Samuel C. Florman (born January 19, 1925) is an American civil engineer, general contractor and author. He is best known for his writings and speeches about engineering, technology and the general culture. The most widely distributed of his seven books is The Existential Pleasures of Engineering, published in 1976, second edition in 1994. According to one authority, “It has become an often-referred-to modern classic.” His most recently published book is Good Guys, Wiseguys and Putting Up Buildings: A Life in Construction, published in 2012.
Florman is Chairman of Kreisler Borg Florman General Construction Company, Scarsdale, New York.
In 1995 he was elected  to the National Academy of Engineering “For literary contributions furthering engineering professionalism, ethics and liberal engineering education.”
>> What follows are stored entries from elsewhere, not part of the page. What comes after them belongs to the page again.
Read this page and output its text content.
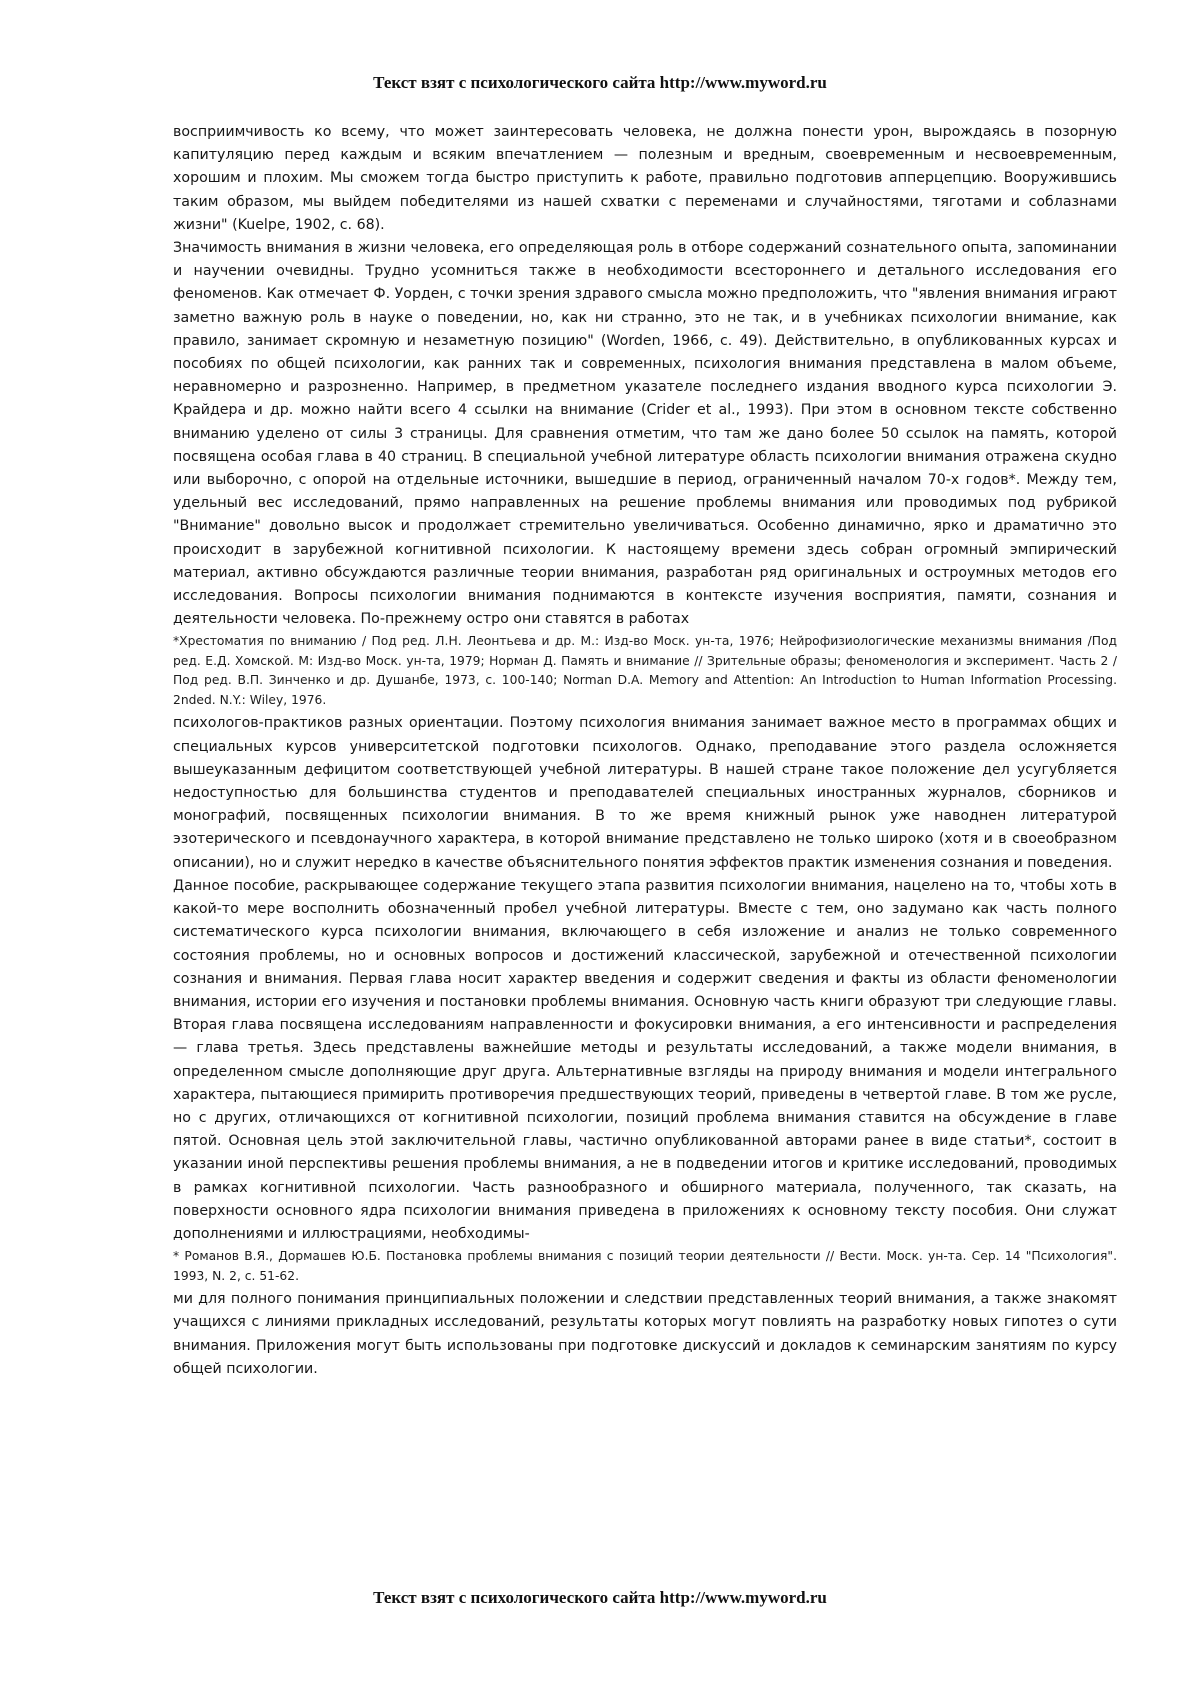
Текст взят с психологического сайта http://www.myword.ru

восприимчивость ко всему, что может заинтересовать человека, не должна понести урон, вырождаясь в позорную капитуляцию перед каждым и всяким впечатлением — полезным и вредным, своевременным и несвоевременным, хорошим и плохим. Мы сможем тогда быстро приступить к работе, правильно подготовив апперцепцию. Вооружившись таким образом, мы выйдем победителями из нашей схватки с переменами и случайностями, тяготами и соблазнами жизни" (Kuelpe, 1902, с. 68).

Значимость внимания в жизни человека, его определяющая роль в отборе содержаний сознательного опыта, запоминании и научении очевидны. Трудно усомниться также в необходимости всестороннего и детального исследования его феноменов. Как отмечает Ф. Уорден, с точки зрения здравого смысла можно предположить, что "явления внимания играют заметно важную роль в науке о поведении, но, как ни странно, это не так, и в учебниках психологии внимание, как правило, занимает скромную и незаметную позицию" (Worden, 1966, с. 49). Действительно, в опубликованных курсах и пособиях по общей психологии, как ранних так и современных, психология внимания представлена в малом объеме, неравномерно и разрозненно. Например, в предметном указателе последнего издания вводного курса психологии Э. Крайдера и др. можно найти всего 4 ссылки на внимание (Crider et al., 1993). При этом в основном тексте собственно вниманию уделено от силы 3 страницы. Для сравнения отметим, что там же дано более 50 ссылок на память, которой посвящена особая глава в 40 страниц. В специальной учебной литературе область психологии внимания отражена скудно или выборочно, с опорой на отдельные источники, вышедшие в период, ограниченный началом 70-х годов*. Между тем, удельный вес исследований, прямо направленных на решение проблемы внимания или проводимых под рубрикой "Внимание" довольно высок и продолжает стремительно увеличиваться. Особенно динамично, ярко и драматично это происходит в зарубежной когнитивной психологии. К настоящему времени здесь собран огромный эмпирический материал, активно обсуждаются различные теории внимания, разработан ряд оригинальных и остроумных методов его исследования. Вопросы психологии внимания поднимаются в контексте изучения восприятия, памяти, сознания и деятельности человека. По-прежнему остро они ставятся в работах

*Хрестоматия по вниманию / Под ред. Л.Н. Леонтьева и др. М.: Изд-во Моск. ун-та, 1976; Нейрофизиологические механизмы внимания /Под ред. Е.Д. Хомской. М: Изд-во Моск. ун-та, 1979; Норман Д. Память и внимание // Зрительные образы; феноменология и эксперимент. Часть 2 / Под ред. В.П. Зинченко и др. Душанбе, 1973, с. 100-140; Norman D.A. Memory and Attention: An Introduction to Human Information Processing. 2nded. N.Y.: Wiley, 1976.

психологов-практиков разных ориентации. Поэтому психология внимания занимает важное место в программах общих и специальных курсов университетской подготовки психологов. Однако, преподавание этого раздела осложняется вышеуказанным дефицитом соответствующей учебной литературы. В нашей стране такое положение дел усугубляется недоступностью для большинства студентов и преподавателей специальных иностранных журналов, сборников и монографий, посвященных психологии внимания. В то же время книжный рынок уже наводнен литературой эзотерического и псевдонаучного характера, в которой внимание представлено не только широко (хотя и в своеобразном описании), но и служит нередко в качестве объяснительного понятия эффектов практик изменения сознания и поведения.

Данное пособие, раскрывающее содержание текущего этапа развития психологии внимания, нацелено на то, чтобы хоть в какой-то мере восполнить обозначенный пробел учебной литературы. Вместе с тем, оно задумано как часть полного систематического курса психологии внимания, включающего в себя изложение и анализ не только современного состояния проблемы, но и основных вопросов и достижений классической, зарубежной и отечественной психологии сознания и внимания. Первая глава носит характер введения и содержит сведения и факты из области феноменологии внимания, истории его изучения и постановки проблемы внимания. Основную часть книги образуют три следующие главы. Вторая глава посвящена исследованиям направленности и фокусировки внимания, а его интенсивности и распределения — глава третья. Здесь представлены важнейшие методы и результаты исследований, а также модели внимания, в определенном смысле дополняющие друг друга. Альтернативные взгляды на природу внимания и модели интегрального характера, пытающиеся примирить противоречия предшествующих теорий, приведены в четвертой главе. В том же русле, но с других, отличающихся от когнитивной психологии, позиций проблема внимания ставится на обсуждение в главе пятой. Основная цель этой заключительной главы, частично опубликованной авторами ранее в виде статьи*, состоит в указании иной перспективы решения проблемы внимания, а не в подведении итогов и критике исследований, проводимых в рамках когнитивной психологии. Часть разнообразного и обширного материала, полученного, так сказать, на поверхности основного ядра психологии внимания приведена в приложениях к основному тексту пособия. Они служат дополнениями и иллюстрациями, необходимы-

* Романов В.Я., Дормашев Ю.Б. Постановка проблемы внимания с позиций теории деятельности // Вести. Моск. ун-та. Сер. 14 "Психология". 1993, N. 2, с. 51-62.

ми для полного понимания принципиальных положении и следствии представленных теорий внимания, а также знакомят учащихся с линиями прикладных исследований, результаты которых могут повлиять на разработку новых гипотез о сути внимания. Приложения могут быть использованы при подготовке дискуссий и докладов к семинарским занятиям по курсу общей психологии.

Текст взят с психологического сайта http://www.myword.ru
Samuel C. Florman was born and raised in New York City where he attended the Ethical Culture Fieldston School. He entered Dartmouth College with the Class of 1946, which because of the outbreak of war, started studies in the summer of 1942. The following year he enlisted in the Navy V-12 program at Dartmouth, continued his studies while on active duty, and received the BS degree, summa cum laude in November 1944. He took graduate courses at Dartmouth’s Thayer School of Engineering until February 1945 when he was sent to the Civil Engineer Corps officers training school in Davisville, Rhode Island. On May 5, 1945 he was commissioned as an ensign and assigned to a program of military training. For a year, starting in August 1945, he served with the 29th Construction Battalion (the Seabees) supervising construction work in the Philippines and Truk. Returning to civilian life in the fall of 1946 he entered graduate school at Columbia University and earned an MA degree in English Literature (June 3, 1947). He started work as a construction engineer in the summer of 1947 while taking graduate engineering courses at night at New York University. In subsequent years he earned his license to Practice Professional Engineering in the State of New York (October 17, 1957) and was awarded the fifth-year Civil Engineer degree by the Thayer School of Engineering at Dartmouth (April 14, 1973).